For the dough: sift the flour into a mixing bowl and rub in the butter until the mixture resembles breadcrumbs. Stir in the sugar and salt Gradually add the water, a tablespoon at a time, mixing continuously until the mixture just comes together as a dough. Roll the dough into a ball, then wrap in cling film and chill for 1 hour.
2.
Heat the oven to 180°C (160° fan) 350°F gas 4. Line 2 baking trays with non-stick baking paper.
3.
Peel the apples and cut off the sides in four large chunks, discarding the cores. Thinly slice each large piece of apple.
4.
Using a 5cm|2" round cookie cutter, cut round discs out of the apple slices.
5.
Toss the apple rounds with the lemon juice.
6.
Mix together the sugar and cinnamon and set aside.
7.
Roll out the dough thinly on a lightly floured surface.
8.
Cut out rounds about 6cm-7cm| 2 1/2"-2 3/4" in diameter and place on the baking trays.
9.
Coat a few apple slices at a time in the cinnamon-sugar mixture.
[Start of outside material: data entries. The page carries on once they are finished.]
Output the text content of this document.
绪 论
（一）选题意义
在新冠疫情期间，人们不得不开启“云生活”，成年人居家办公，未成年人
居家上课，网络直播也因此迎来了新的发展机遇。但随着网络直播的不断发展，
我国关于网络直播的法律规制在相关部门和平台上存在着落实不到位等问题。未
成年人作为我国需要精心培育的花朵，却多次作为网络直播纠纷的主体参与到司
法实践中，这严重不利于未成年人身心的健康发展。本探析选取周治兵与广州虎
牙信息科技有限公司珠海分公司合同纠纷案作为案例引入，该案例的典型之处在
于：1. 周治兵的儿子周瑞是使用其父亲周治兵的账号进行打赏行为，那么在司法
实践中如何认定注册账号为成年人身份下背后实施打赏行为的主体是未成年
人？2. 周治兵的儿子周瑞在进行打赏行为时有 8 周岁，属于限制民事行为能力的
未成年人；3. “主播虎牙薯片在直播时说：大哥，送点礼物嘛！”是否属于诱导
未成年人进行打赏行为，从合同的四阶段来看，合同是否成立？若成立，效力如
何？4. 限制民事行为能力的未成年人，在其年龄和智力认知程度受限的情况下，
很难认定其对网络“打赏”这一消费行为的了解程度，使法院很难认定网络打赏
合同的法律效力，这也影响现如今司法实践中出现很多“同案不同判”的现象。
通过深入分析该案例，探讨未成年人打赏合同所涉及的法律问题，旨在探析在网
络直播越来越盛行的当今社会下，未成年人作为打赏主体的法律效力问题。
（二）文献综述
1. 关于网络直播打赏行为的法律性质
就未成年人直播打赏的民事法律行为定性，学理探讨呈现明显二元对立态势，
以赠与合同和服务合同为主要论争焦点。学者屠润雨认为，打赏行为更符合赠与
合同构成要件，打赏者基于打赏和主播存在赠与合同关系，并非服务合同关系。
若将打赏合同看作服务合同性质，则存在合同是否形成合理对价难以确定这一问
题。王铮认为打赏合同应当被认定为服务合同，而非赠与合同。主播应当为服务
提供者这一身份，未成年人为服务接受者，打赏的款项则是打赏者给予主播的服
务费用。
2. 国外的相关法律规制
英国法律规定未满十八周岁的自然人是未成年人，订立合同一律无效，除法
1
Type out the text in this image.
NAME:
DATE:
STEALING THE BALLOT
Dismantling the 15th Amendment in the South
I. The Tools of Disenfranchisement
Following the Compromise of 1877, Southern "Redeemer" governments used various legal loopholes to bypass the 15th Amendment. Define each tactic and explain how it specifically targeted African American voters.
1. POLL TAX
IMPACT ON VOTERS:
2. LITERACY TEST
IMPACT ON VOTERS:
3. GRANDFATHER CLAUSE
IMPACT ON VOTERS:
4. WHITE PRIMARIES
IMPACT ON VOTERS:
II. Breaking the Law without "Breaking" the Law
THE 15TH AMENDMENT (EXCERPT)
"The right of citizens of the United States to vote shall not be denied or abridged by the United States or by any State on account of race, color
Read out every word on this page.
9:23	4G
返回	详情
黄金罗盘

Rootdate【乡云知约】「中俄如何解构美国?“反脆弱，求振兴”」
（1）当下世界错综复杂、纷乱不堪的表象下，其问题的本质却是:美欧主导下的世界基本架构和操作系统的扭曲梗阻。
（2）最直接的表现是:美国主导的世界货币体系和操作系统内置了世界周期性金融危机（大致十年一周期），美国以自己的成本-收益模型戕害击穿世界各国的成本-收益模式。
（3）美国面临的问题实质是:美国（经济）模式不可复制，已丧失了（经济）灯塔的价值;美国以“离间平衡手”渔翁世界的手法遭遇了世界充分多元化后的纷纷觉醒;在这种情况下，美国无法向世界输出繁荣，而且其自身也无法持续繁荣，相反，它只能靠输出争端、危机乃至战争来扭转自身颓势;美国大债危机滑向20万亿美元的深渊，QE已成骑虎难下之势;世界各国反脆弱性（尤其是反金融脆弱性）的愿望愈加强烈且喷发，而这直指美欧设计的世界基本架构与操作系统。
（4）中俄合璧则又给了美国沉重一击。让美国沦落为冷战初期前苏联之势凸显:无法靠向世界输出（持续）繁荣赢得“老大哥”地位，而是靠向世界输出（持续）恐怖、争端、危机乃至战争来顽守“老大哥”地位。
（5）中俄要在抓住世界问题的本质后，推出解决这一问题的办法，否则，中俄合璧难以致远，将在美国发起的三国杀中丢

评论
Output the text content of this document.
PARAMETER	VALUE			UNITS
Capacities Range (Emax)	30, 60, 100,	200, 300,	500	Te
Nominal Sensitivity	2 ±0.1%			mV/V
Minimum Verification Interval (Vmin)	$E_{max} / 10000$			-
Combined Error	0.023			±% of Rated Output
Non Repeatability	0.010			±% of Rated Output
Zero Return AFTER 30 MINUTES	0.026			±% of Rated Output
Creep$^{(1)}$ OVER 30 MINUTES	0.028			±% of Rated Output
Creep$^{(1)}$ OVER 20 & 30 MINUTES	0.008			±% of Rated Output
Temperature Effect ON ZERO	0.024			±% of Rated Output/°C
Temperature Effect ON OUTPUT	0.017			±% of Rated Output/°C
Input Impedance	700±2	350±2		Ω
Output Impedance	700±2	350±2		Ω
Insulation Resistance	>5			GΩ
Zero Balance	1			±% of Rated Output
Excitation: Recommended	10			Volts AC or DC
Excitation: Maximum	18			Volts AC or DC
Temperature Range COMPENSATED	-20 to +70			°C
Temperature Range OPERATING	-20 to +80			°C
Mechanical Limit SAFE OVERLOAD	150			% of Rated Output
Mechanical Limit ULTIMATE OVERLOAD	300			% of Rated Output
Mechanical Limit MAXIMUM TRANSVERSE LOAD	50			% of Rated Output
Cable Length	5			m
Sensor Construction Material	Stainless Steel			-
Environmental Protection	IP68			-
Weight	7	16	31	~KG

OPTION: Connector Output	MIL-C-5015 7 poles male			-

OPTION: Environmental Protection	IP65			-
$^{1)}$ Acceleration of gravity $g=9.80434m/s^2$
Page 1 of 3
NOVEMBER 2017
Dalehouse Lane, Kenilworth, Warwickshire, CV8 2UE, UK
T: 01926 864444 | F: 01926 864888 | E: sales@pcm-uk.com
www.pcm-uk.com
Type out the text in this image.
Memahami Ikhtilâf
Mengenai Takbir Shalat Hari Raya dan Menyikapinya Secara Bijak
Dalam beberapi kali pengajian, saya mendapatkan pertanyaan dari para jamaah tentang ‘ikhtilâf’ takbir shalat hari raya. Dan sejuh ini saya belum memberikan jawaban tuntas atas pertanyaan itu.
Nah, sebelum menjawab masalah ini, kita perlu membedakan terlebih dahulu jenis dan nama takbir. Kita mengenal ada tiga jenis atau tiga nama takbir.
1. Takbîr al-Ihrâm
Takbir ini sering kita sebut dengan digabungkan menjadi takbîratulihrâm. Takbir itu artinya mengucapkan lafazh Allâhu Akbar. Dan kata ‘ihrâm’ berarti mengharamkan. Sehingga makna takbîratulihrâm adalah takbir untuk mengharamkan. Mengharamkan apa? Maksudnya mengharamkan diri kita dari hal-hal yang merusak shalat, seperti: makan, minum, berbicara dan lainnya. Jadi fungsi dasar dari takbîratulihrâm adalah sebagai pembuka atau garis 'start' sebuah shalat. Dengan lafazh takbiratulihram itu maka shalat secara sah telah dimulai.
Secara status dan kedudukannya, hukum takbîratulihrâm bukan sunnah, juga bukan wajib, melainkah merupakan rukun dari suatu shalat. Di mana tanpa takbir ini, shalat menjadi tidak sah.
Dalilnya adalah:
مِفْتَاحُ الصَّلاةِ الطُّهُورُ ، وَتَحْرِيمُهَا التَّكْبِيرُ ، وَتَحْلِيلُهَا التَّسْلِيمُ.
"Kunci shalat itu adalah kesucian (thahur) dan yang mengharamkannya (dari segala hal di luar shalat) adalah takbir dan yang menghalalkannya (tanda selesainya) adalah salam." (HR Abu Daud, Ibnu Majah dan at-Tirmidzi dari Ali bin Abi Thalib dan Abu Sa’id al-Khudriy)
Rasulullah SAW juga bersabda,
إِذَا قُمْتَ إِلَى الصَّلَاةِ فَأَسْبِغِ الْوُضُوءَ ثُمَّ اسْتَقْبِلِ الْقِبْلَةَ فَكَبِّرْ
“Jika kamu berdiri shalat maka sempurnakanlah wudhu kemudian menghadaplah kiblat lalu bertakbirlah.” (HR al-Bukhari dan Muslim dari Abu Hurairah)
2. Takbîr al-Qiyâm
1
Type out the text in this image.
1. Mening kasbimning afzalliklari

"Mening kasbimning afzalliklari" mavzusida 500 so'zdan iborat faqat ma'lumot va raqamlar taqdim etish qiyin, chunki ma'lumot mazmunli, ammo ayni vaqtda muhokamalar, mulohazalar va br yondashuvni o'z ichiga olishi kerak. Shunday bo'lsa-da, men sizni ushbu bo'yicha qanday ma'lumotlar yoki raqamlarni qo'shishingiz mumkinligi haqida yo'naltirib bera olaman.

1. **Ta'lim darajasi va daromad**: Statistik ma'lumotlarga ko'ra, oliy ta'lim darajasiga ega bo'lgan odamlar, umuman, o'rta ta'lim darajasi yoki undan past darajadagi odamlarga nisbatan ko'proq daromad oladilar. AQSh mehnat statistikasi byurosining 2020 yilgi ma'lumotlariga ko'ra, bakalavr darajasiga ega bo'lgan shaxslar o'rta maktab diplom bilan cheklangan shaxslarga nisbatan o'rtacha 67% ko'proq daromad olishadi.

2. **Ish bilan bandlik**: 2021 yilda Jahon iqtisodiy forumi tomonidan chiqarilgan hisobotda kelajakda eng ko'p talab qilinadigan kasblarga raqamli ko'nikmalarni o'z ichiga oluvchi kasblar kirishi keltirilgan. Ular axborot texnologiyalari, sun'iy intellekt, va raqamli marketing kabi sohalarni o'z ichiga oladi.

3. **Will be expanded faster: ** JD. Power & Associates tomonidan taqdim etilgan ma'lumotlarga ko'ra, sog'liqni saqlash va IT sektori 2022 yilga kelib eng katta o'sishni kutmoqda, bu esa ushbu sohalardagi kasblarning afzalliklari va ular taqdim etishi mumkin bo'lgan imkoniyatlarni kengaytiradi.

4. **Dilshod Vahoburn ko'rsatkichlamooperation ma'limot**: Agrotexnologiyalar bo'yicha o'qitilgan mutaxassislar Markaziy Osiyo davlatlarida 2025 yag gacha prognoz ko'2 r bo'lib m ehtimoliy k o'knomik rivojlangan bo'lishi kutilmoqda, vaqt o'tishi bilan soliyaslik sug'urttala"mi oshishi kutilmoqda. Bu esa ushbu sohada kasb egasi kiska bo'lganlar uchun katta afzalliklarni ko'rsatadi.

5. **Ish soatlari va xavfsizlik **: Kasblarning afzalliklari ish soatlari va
Place a few slices on top of a round of dough.
10.
For the lattice: beat together the butter and almond paste until smooth.
11.
Beat in the egg yolks, one at a time until well combined, then beat in the flour until blended.
12.
Spoon into a piping bag and pipe a lattice pattern over the top of each tart.
13.
Bake for 20-25 minutes until golden brown. Cool on the baking trays for 15 minutes, then place on a wire rack to cool completely.